У кофейных мам с языка не сходит Марлена. Та самая девочка. Марлена то, Марлена се.
— А у меня, кстати, тоже ессь спрятанный трупик, уж очень он был красивый, — вставляет Сандра.
Но тут вдруг позади нее появляется Нарядная мама и слегка теребит ее за руку:
— Да не слушай ты их, Сандра. У них там свои, взрослые разговоры.
Фраза «взрослые разговоры» прозвучала как-то строго, и девочка, как по волшебству, исчезает из беседы мам, сменяясь словами:
— Только представь, как быстро время летит!
И всяким другим, о чем Сандре им рассказать нечего.
По краям блюда с тортом лежат сдобренные сливками свечки. Они нужны, чтобы измерять время. Свечки на торте, часы и календарь объединения «Северных лесовладельцев», который висит дома на кухне, в нем Папаня особым красным карандашом отмечает свои подработки. А здесь, на кухне, повсюду цветы. Цветы на шторах, в горшках и в синей стеклянной вазе на столе. А часы стоят в углу, ростом они со взрослого и тоже в цветочек. Все. Все. Как на сказочном лугу.
Один мальчик с ямочками на щеках случайно опрокидывает стакан с соком, который стекает через край прямо на юбку девочки в платьице. И Нарядной маме приходится вытирать со стола и промакивать чистыми желто-синими салфетками платье девочки. Жалко так тратить салфетки: они были довольно красивые. Девочка очень расстроилась и плачет:
— Ну-ну, не нада, не нада, — твердят мамы. — Совсем ничего в этом нет страшного, ничего не будет видно после стирки, вот увидишь!
— Да и вообще судят не по обложке, — добавляет Сандра.
Но тут кофейная мама с короткой стрижкой резко фыркает на нее, и это значит: «Помолчи-ка-лучше». Не проронив больше ни слова, Сандра, предавшись своей застольной песне, мотает ногами и все ест и ест: пусть, мол, сами разбираются со своими проблемами.
Какой-то мальчик с джемовым ртом, посыпанным бисквитной крошкой, положив подарок Сандры на стол, разрывает на нем упаковку и, отодрав скотч, открывает коробку.
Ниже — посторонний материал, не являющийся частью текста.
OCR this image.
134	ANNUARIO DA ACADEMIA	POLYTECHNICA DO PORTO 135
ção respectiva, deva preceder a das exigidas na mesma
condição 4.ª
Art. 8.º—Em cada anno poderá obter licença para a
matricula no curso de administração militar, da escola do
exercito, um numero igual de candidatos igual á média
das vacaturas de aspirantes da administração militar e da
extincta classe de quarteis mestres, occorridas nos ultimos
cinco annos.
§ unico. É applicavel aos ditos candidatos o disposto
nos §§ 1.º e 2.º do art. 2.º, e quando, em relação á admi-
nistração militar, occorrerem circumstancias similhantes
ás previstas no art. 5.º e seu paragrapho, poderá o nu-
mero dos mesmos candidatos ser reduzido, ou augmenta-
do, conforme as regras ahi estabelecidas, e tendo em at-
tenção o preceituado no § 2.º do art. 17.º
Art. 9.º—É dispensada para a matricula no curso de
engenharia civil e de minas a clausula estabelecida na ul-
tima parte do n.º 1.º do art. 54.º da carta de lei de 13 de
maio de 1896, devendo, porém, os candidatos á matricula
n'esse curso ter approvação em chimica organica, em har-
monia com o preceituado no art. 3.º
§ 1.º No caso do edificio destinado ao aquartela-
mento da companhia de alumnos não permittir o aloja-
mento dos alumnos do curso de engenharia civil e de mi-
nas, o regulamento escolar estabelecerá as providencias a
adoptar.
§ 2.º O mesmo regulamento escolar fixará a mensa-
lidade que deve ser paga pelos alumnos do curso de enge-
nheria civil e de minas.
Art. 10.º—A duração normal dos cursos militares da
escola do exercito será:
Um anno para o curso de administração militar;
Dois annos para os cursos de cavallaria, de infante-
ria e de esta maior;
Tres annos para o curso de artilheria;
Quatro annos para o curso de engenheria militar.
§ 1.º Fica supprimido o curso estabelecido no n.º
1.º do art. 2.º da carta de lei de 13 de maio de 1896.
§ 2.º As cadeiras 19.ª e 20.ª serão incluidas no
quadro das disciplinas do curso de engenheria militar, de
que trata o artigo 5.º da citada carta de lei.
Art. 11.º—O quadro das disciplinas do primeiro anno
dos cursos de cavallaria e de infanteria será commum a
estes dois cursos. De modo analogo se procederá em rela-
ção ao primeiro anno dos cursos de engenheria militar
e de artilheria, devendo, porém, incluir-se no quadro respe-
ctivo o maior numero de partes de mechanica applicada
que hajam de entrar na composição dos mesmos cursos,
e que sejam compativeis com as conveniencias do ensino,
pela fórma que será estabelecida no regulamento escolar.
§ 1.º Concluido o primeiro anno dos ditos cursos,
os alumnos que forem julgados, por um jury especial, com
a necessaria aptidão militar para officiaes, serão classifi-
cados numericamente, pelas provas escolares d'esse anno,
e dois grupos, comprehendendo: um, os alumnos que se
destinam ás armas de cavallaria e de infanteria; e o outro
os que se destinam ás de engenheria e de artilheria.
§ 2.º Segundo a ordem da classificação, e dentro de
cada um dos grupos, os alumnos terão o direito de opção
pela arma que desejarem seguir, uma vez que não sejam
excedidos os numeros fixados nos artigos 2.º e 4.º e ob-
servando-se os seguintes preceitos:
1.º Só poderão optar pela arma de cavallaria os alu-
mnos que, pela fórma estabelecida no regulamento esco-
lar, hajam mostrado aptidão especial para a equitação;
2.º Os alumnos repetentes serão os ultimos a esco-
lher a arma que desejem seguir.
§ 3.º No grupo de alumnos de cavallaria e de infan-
Лягушек в коробке разморило, и они стали липкие, словно покрывшись сахарной глазурью. Одна маленькая лягушка пристала к спине Солидного Принца, как будто у нее случился обморок.
— Сандра?
Но Сандра ест торт. Кусочек еще не свалился набок. Сливки, красный джем и банан. Ест она осторожно, чтобы кусок не падал. Крошечки кекса в сливках. Сливки с вареньем и бананом. Вкуснятина!
— Сандра Густавсон?
И мамы все повторяют своим нарядным детям лягушек не трогать:
— Не трожьте!
Выбравшись из коробки, одна маленькая лягушка с другой, чуть побольше размером, вываливаются на испачканную праздничную скатерть. Светит солнце, и на всех стаканах хорошо видно мутные следы от детских пальцев, а у краев — еще и от губ. Это новый мир, и существа бурого цвета исследуют его ощупью, угловато передвигаясь по цветастому фарфору, ложкам и грязным салфеткам.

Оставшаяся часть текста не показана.